Hi everyone,
I have a working query that I would like to discuss to see if there are ways to make it both smaller and more efficient.
I have a mapping that has a similar structure to this one:
{
"documents": {
"properties": {
"content": {
"type": "string"
},
"id": {
"type": "string",
"index": "not_analyzed"
},
"user" : {
"type" : "object",
"properties" : {
"id" : {
"index" : "not_analyzed",
"type" : "string"
},
"fields": {
"include_in_parent" : true,
"type" : "nested",
"properties" : {
"key" : {
"type" : "string",
"index" : "not_analyzed"
},
"value" : {
"type" : "string",
"index" : "not_analyzed"
}
}
}
}
}
}
}
}
As you can see, user
is nested and has itself a nested object:fields
.
Both include_in_parent
but I just added it here in case some solution can actually leverage it as for my current query I'm using nested
.
So what I was trying to get was a document where it's user has both key: "name", value: "john"
and key: "segment", value: "active"
.
My first approach was to use a nested bool:
{
"query": {
"filtered": {
"filter": {
"bool": {
"must": [
{
"term": {
"id": "foo"
}
},
{
"nested": {
"path": "user.fields",
"query": {
"filtered": {
"filter": {
"bool": {
"must": [
{
"bool": {
"must": [
{
"term": {
"user.fields.key": "name"
}
},
{
"term": {
"user.fields.value": "john"
}
}
]
}
},
{
"bool": {
"must": [
{
"term": {
"user.fields.key": "segment"
}
},
{
"term": {
"user.fields.value": "active"
}
}
]
}
}
]
}
}
}
}
}
}
]
}
}
}
}
}
But it didn't work.
My hope was that it performed something like:
(user.fields.key:"name" AND user.fields.value:"john") AND (user.fields.key:"segment" AND user.fields.value:"string")

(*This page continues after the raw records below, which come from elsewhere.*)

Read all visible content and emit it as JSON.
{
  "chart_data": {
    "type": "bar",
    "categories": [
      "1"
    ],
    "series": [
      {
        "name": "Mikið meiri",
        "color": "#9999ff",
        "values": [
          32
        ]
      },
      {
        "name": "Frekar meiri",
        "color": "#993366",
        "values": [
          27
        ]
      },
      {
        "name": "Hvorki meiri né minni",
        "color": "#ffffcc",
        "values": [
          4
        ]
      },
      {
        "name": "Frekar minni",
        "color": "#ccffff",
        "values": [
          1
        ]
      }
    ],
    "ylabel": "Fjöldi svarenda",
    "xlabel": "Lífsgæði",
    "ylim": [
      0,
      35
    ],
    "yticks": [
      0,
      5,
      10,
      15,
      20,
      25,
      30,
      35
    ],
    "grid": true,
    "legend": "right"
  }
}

but since it does not work I assume it is actually matching something like:
user.fields.key:"name" AND user.fields.value:"john" AND user.fields.key:"segment" AND user.fields.value:"string"
Which would be impossible to match any document since there's only one key/value
for each object on fields
(hope this makes sense).
So currently we have this working query:
{
"query": {
"filtered": {
"filter": {
"bool": {
"must": [
{
"term": {
"id": "foo"
}
},
{
"nested": {
"path": "user.fields",
"query": {
"filtered": {
"filter": {
"bool": {
"must": [
{
"term": {
"user.fields.key": "name"
}
},
{
"term": {
"user.fields.value": "john"
}
}
]
}
}
}
}
}
},
{
"nested": {
"path": "user.fields",
"query": {
"filtered": {
"filter": {
"bool": {
"must": [
{
"term": {
"user.fields.key": "segment"
}
},
{
"term": {
"user.fields.value": "active"
}
}
]
}
}
}
}
}
}
]
}
}
}
}
}
But we are concerned about the size of the query because:
-
Our users will be able to query as much user.fields as they want so the query will grow indefinitely
-
There's an overhead on the rest bit (not a huge problem, but still a point)
-
is the first a query we write really doesn't feel right - looks like too much boiler plate and non-intuitive in a way.
Is there another approach to this problem that we are totally missing here?
(Sorry for the long post)
Thanks